Bu anlaşmazlıklar doğal olarak Iraklı seçmenin tercihlerine de yansıyacaktır. Zira başbakanlık görevini üstlenecek makul isimlerin bulunmamasının yanı sıra bu koalisyonun elde edeceği koltuk sayısının 55’i geçmeyeceği tahmin ediliyor. Bu da Süleymani’nin görevini bir nevi imkânsız hale getiriyor. Çünkü Irak devletine yönelik hegemonya projesine devam etmenin sonuçlarına dair İran’a ABD tarafından uyarıda bulunuldu. Son zamanlarda Tahran’ı ziyaret eden birçok üst düzey diplomat bu uyarıları Tahran’a taşıyarak doğrudan Irak’ın istikrarıyla ilgilenen ABD Dışişleri Bakanlığı’nın sert mesajlarını Tahran yönetimine iletti. Bu mesajlar, Irak’taki kırmızı çizgilerin çiğnenmesinin ve Irak’ın yeni siyasi haritasının değiştirilmeye çalışılmasının sonuçlarına yönelik uyarıları içeriyordu.

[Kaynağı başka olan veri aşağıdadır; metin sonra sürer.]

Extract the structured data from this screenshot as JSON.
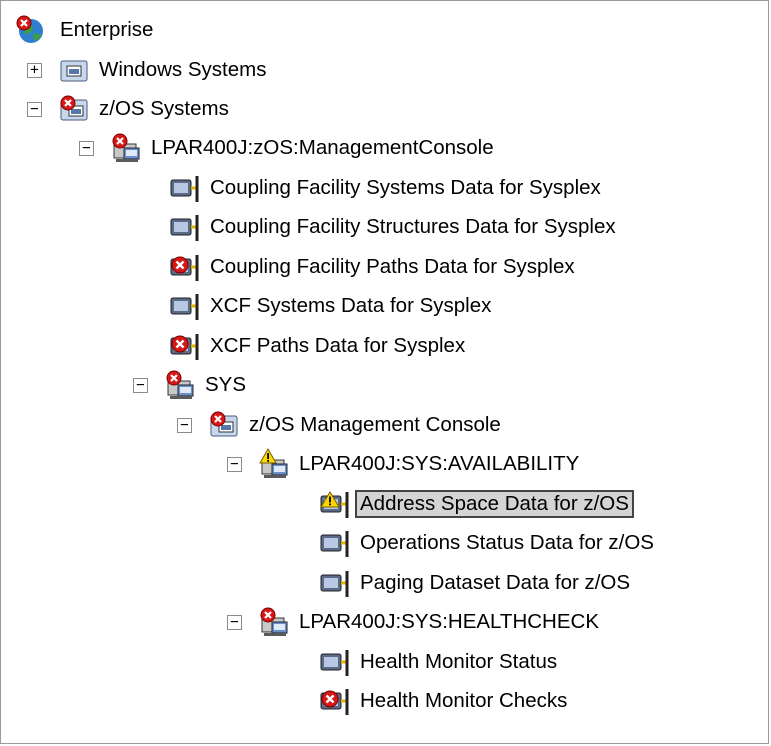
{
  "colors": {
    "selection": "#d4d4d4",
    "alert": "#d81818",
    "warning": "#ffd700"
  },
  "tree": {
    "n0": {
      "label": "Enterprise",
      "icon": "globe-icon",
      "status": "critical"
    },
    "n1": {
      "label": "Windows Systems",
      "icon": "folder-icon",
      "status": "ok",
      "toggle": "+"
    },
    "n2": {
      "label": "z/OS Systems",
      "icon": "folder-icon",
      "status": "critical",
      "toggle": "−"
    },
    "n3": {
      "label": "LPAR400J:zOS:ManagementConsole",
      "icon": "managed-system-icon",
      "status": "critical",
      "toggle": "−"
    },
    "n4": {
      "label": "Coupling Facility Systems Data for Sysplex",
      "icon": "workspace-icon",
      "status": "ok"
    },
    "n5": {
      "label": "Coupling Facility Structures Data for Sysplex",
      "icon": "workspace-icon",
      "status": "ok"
    },
    "n6": {
      "label": "Coupling Facility Paths Data for Sysplex",
      "icon": "workspace-icon",
      "status": "critical"
    },
    "n7": {
      "label": "XCF Systems Data for Sysplex",
      "icon": "workspace-icon",
      "status": "ok"
    },
    "n8": {
      "label": "XCF Paths Data for Sysplex",
      "icon": "workspace-icon",
      "status": "critical"
    },
    "n9": {
      "label": "SYS",
      "icon": "managed-system-icon",
      "status": "critical",
      "toggle": "−"
    },
    "n10": {
      "label": "z/OS Management Console",
      "icon": "folder-icon",
      "status": "critical",
      "toggle": "−"
    },
    "n11": {
      "label": "LPAR400J:SYS:AVAILABILITY",
      "icon": "managed-system-icon",
      "status": "warning",
      "toggle": "−"
    },
    "n12": {
      "label": "Address Space Data for z/OS",
      "icon": "workspace-icon",
      "status": "warning",
      "selected": true
    },
    "n13": {
      "label": "Operations Status Data for z/OS",
      "icon": "workspace-icon",
      "status": "ok"
    },
    "n14": {
      "label": "Paging Dataset Data for z/OS",
      "icon": "workspace-icon",
      "status": "ok"
    },
    "n15": {
      "label": "LPAR400J:SYS:HEALTHCHECK",
      "icon": "managed-system-icon",
      "status": "critical",
      "toggle": "−"
    },
    "n16": {
      "label": "Health Monitor Status",
      "icon": "workspace-icon",
      "status": "ok"
    },
    "n17": {
      "label": "Health Monitor Checks",
      "icon": "workspace-icon",
      "status": "critical"
    }
  }
}
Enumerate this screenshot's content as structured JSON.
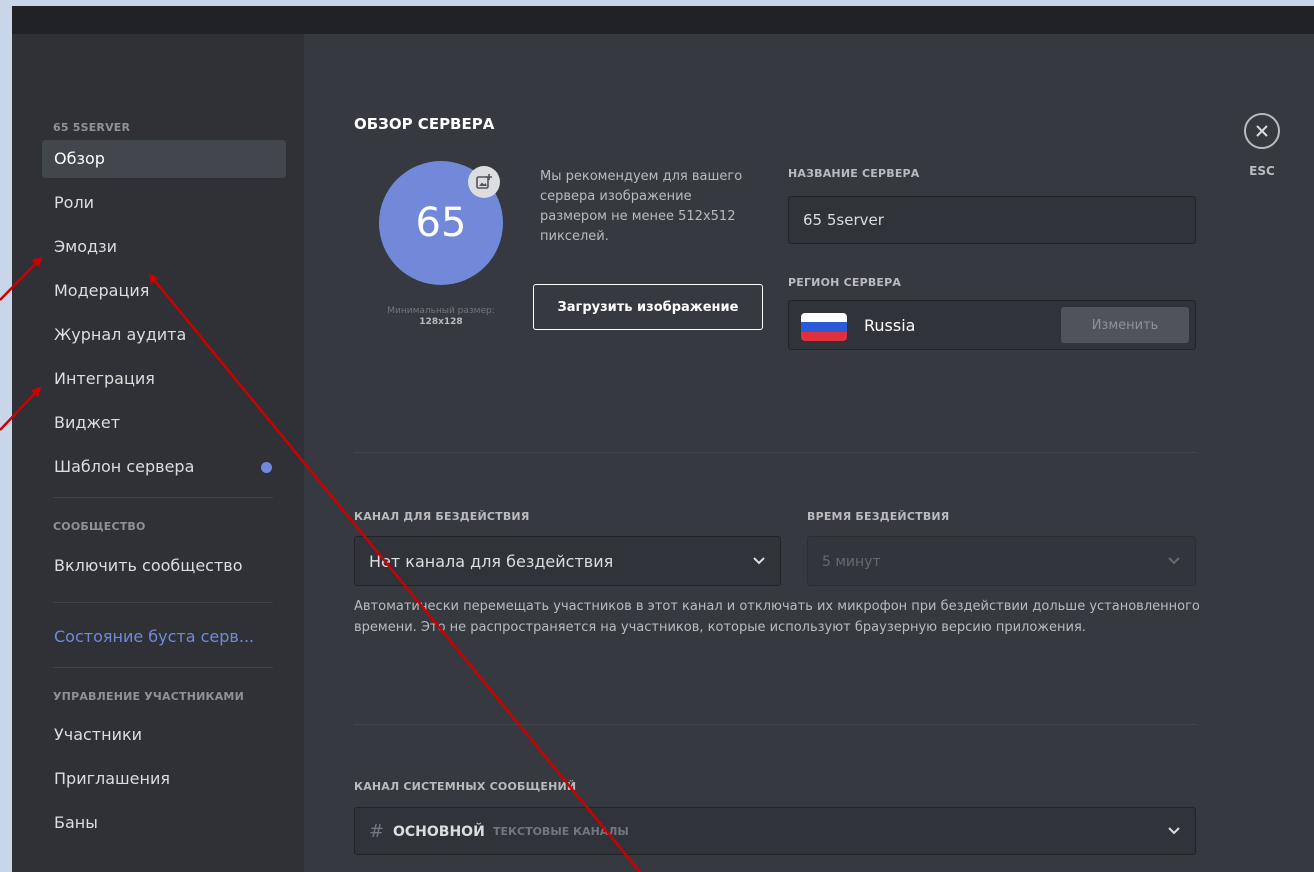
{
  "sidebar": {
    "server_header": "65 5SERVER",
    "items": [
      {
        "label": "Обзор",
        "selected": true
      },
      {
        "label": "Роли"
      },
      {
        "label": "Эмодзи"
      },
      {
        "label": "Модерация"
      },
      {
        "label": "Журнал аудита"
      },
      {
        "label": "Интеграция"
      },
      {
        "label": "Виджет"
      },
      {
        "label": "Шаблон сервера",
        "badge": true
      }
    ],
    "community_header": "СООБЩЕСТВО",
    "community_items": [
      {
        "label": "Включить сообщество"
      }
    ],
    "boost_item": "Состояние буста серв...",
    "members_header": "УПРАВЛЕНИЕ УЧАСТНИКАМИ",
    "members_items": [
      {
        "label": "Участники"
      },
      {
        "label": "Приглашения"
      },
      {
        "label": "Баны"
      }
    ]
  },
  "overview": {
    "title": "ОБЗОР СЕРВЕРА",
    "avatar_text": "65",
    "min_size_label": "Минимальный размер:",
    "min_size_value": "128x128",
    "recommend_text": "Мы рекомендуем для вашего сервера изображение размером не менее 512x512 пикселей.",
    "upload_button": "Загрузить изображение",
    "server_name_label": "НАЗВАНИЕ СЕРВЕРА",
    "server_name_value": "65 5server",
    "region_label": "РЕГИОН СЕРВЕРА",
    "region_value": "Russia",
    "region_change": "Изменить"
  },
  "afk": {
    "channel_label": "КАНАЛ ДЛЯ БЕЗДЕЙСТВИЯ",
    "channel_value": "Нет канала для бездействия",
    "timeout_label": "ВРЕМЯ БЕЗДЕЙСТВИЯ",
    "timeout_value": "5 минут",
    "description": "Автоматически перемещать участников в этот канал и отключать их микрофон при бездействии дольше установленного времени. Это не распространяется на участников, которые используют браузерную версию приложения."
  },
  "system": {
    "label": "КАНАЛ СИСТЕМНЫХ СООБЩЕНИЙ",
    "channel_hash": "#",
    "channel_name": "основной",
    "channel_category": "ТЕКСТОВЫЕ КАНАЛЫ"
  },
  "close": {
    "esc_label": "ESC"
  },
  "colors": {
    "accent": "#7289da",
    "background": "#36393f",
    "sidebar": "#2f3136",
    "annotation_arrow": "#cc0000"
  }
}
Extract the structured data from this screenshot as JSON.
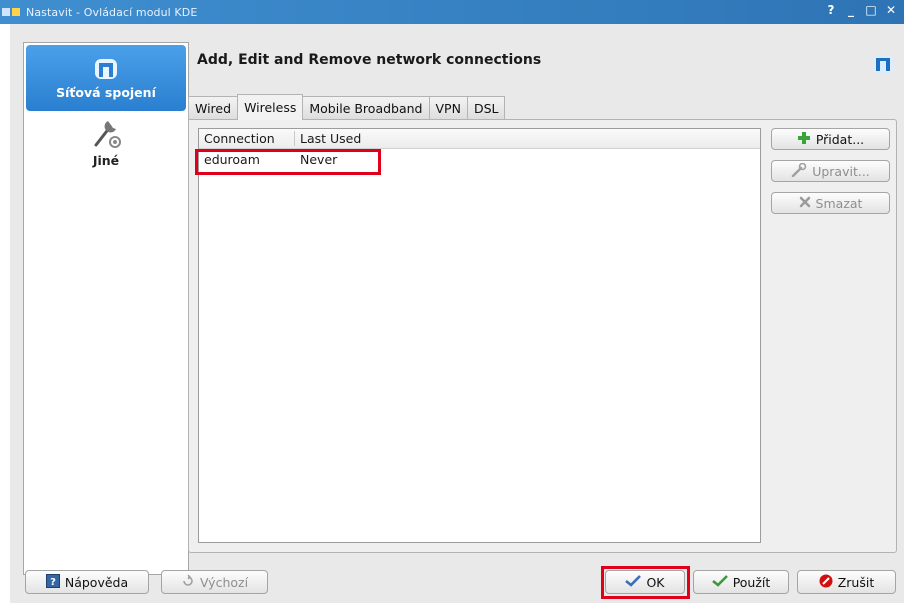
{
  "window": {
    "title": "Nastavit - Ovládací modul KDE",
    "controls": [
      "?",
      "_",
      "□",
      "✕"
    ]
  },
  "sidebar": {
    "items": [
      {
        "label": "Síťová spojení",
        "icon": "network-manager-icon",
        "active": true
      },
      {
        "label": "Jiné",
        "icon": "tools-wrench-gear-icon",
        "active": false
      }
    ]
  },
  "main": {
    "heading": "Add, Edit and Remove network connections",
    "tabs": [
      {
        "label": "Wired",
        "active": false
      },
      {
        "label": "Wireless",
        "active": true
      },
      {
        "label": "Mobile Broadband",
        "active": false
      },
      {
        "label": "VPN",
        "active": false
      },
      {
        "label": "DSL",
        "active": false
      }
    ],
    "list": {
      "columns": [
        "Connection",
        "Last Used"
      ],
      "rows": [
        {
          "connection": "eduroam",
          "last_used": "Never"
        }
      ]
    },
    "actions": {
      "add": "Přidat...",
      "edit": "Upravit...",
      "delete": "Smazat"
    }
  },
  "footer": {
    "help": "Nápověda",
    "defaults": "Výchozí",
    "ok": "OK",
    "apply": "Použít",
    "cancel": "Zrušit"
  },
  "colors": {
    "accent": "#2a7fd0",
    "highlight_annotation": "#e0001a",
    "add_icon": "#3aa33a",
    "ok_check": "#3a6fb5",
    "cancel_icon": "#d01010"
  }
}
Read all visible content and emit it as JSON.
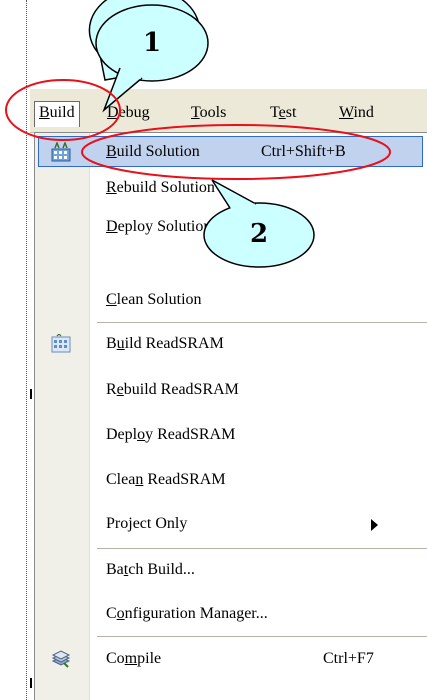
{
  "menubar": {
    "items": [
      {
        "label": "Build",
        "underline_index": 0,
        "active": true
      },
      {
        "label": "Debug",
        "underline_index": 0,
        "active": false
      },
      {
        "label": "Tools",
        "underline_index": 0,
        "active": false
      },
      {
        "label": "Test",
        "underline_index": 1,
        "active": false
      },
      {
        "label": "Wind",
        "underline_index": 0,
        "active": false
      }
    ]
  },
  "menu": {
    "items": [
      {
        "label_pre": "",
        "label_key": "B",
        "label_post": "uild Solution",
        "shortcut": "Ctrl+Shift+B",
        "icon": "build-solution-icon"
      },
      {
        "label_pre": "",
        "label_key": "R",
        "label_post": "ebuild Solution",
        "shortcut": ""
      },
      {
        "label_pre": "",
        "label_key": "D",
        "label_post": "eploy Solution",
        "shortcut": ""
      },
      {
        "label_pre": "",
        "label_key": "C",
        "label_post": "lean Solution",
        "shortcut": ""
      },
      {
        "label_pre": "B",
        "label_key": "u",
        "label_post": "ild ReadSRAM",
        "shortcut": "",
        "icon": "build-project-icon"
      },
      {
        "label_pre": "R",
        "label_key": "e",
        "label_post": "build ReadSRAM",
        "shortcut": ""
      },
      {
        "label_pre": "Depl",
        "label_key": "o",
        "label_post": "y ReadSRAM",
        "shortcut": ""
      },
      {
        "label_pre": "Clea",
        "label_key": "n",
        "label_post": " ReadSRAM",
        "shortcut": ""
      },
      {
        "label_pre": "Pro",
        "label_key": "j",
        "label_post": "ect Only",
        "shortcut": "",
        "submenu": true
      },
      {
        "label_pre": "Ba",
        "label_key": "t",
        "label_post": "ch Build...",
        "shortcut": ""
      },
      {
        "label_pre": "C",
        "label_key": "o",
        "label_post": "nfiguration Manager...",
        "shortcut": ""
      },
      {
        "label_pre": "Co",
        "label_key": "m",
        "label_post": "pile",
        "shortcut": "Ctrl+F7",
        "icon": "compile-icon"
      }
    ]
  },
  "annotations": {
    "callout_1": "1",
    "callout_2": "2",
    "callout_fill": "#ccffff",
    "ellipse_color": "#e8101a"
  },
  "colors": {
    "menubar_bg": "#ece9d8",
    "highlight_bg": "#c1d2ee",
    "highlight_border": "#316ac5"
  }
}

Buna karşılık İbadi, DEAŞ’a karşı kazandığı zafer, Kerkük’ün geri alınması ve Arap dünyasına yönelik yaptığı açılımlarla seçim yarışına katılıyor. İbadi şu üçlüye güveniyor: İktidar, ordu ve dini otorite. İktidar, genellikle yönetim, çıkar ve hizmet sistemiyle bağlantılı olan Irak kamuoyunda İbadi’nin var olmasını sağlıyor. Ordu ise bütün Iraklıları kapsayan tek bir kuruma dönüşerek Iraklıların ulusal birliğinin ve devletin gücünün sembolü haline geldi. Diğer yandan dini otorite, İbadi’nin görevde kalması için siyasi istikrarı muhafaza ederek şartlı koruma sağlıyor. Bu güç kartları, Tahran’ın İbadi’nin yerine alternatif olarak önereceği herhangi bir kimsede mevcut değil. Öyle ki İbadi, Irak’ta özellikle de Sünniler tarafından kabul görüyor ve istisnai bir dış himayeye sahip bulunuyor.

Önümüzdeki 12 Mayıs’ta Kasım Süleymani’nin bölgesel ve uluslararası gelişmeleri iki ekran üzerinden takip etmesi öngörülüyor. Bu ekranlardan biri Irak parlamento seçimlerinin seyrini, diğeri de İran’la yapılan nükleer anlaşmanın geleceğiyle ilgili ABD Kongresi’nde yapılacak oturumu gösterecek. Kasım Süleymani, ABD Kongresi’ndeki oturumun Irak içerisindeki değişikliklere, bölgesel ve uluslararası dönüşümlere ne boyutta yansıyacağını iyi biliyor. Bu da İran’ın Irak’taki dönüşümlere ve parametrelere uyum göstermesini salık veriyor. Zira Tahran’ın önünde İbadi’yi kabul etmekten başka bir seçenek yok.